Researchers present a new numerical method that makes it easier to compute option prices and the main Greeks (Delta and Gamma) under Bachelier-type stochastic volatility models. The Bachelier model treats asset prices as normally distributed and is useful when prices can be negative, a situation seen in some commodity markets. The new approach uses only elementary linear algebra and a finite set of precomputed expectations to produce option prices for as many strikes as you want, provided those strikes lie inside a model-dependent convergence range.

What the authors did: they build a two-scale expansion of the Bachelier price using Taylor series and Itô’s formula, and they extend earlier work to the case where the asset and volatility shocks are correlated. When the expansion is cut off at a chosen order, the result can be written as products of vectors and matrices. That algebraic form means you only need to evaluate a finite number of expectations (which depend on the volatility path), and then you obtain prices and Greeks across many strikes by simple matrix operations.

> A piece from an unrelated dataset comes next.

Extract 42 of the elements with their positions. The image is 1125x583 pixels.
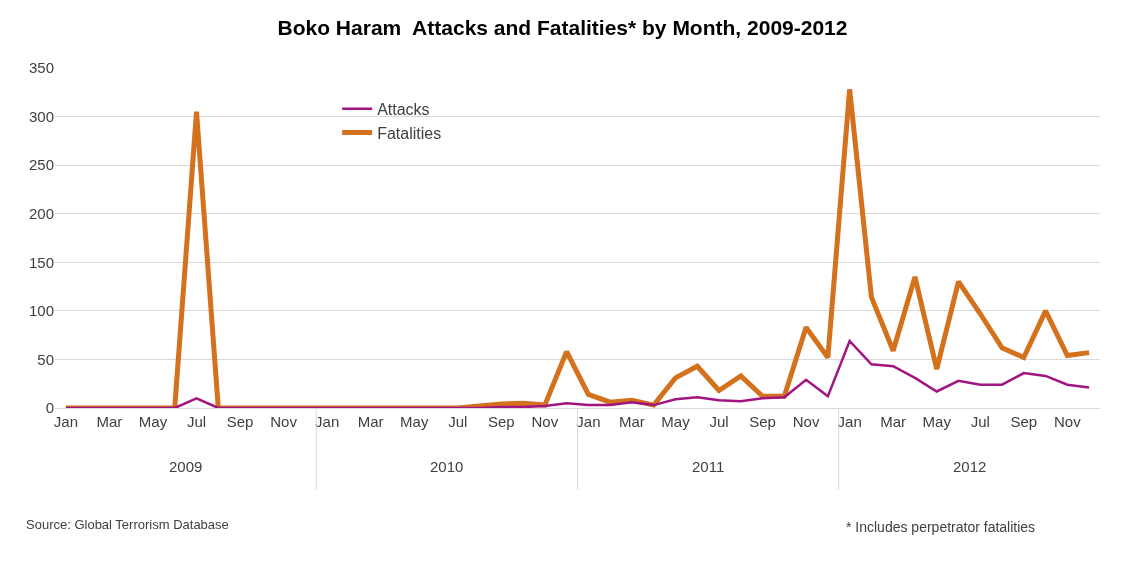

The paper gives an explicit convergence range for the popular SABR stochastic volatility model and shows numerical examples for both SABR and the rough Bergomi model.

How it works at a high level: starting from a representation of the call price as an expectation of a Bachelier formula with a shifted spot (the Hull–White representation), the authors expand the price in powers of the shift and compute the expansion coefficients as expectations of derivatives of the Bachelier formula multiplied by powers of a random variable ξT. Applying Itô’s formula turns those coefficients into a small collection of expectations involving the volatility path (quantities related to the variance-swap and volatility-swap). Those expectations are assembled into matrices (denoted in the paper by Me and Mo) and fixed vectors of powers of (X0 − k). Once the expectations are computed for chosen truncation orders (hyper-parameters Mmax and Nmax), prices and Greeks for many strikes follow from matrix multiplications.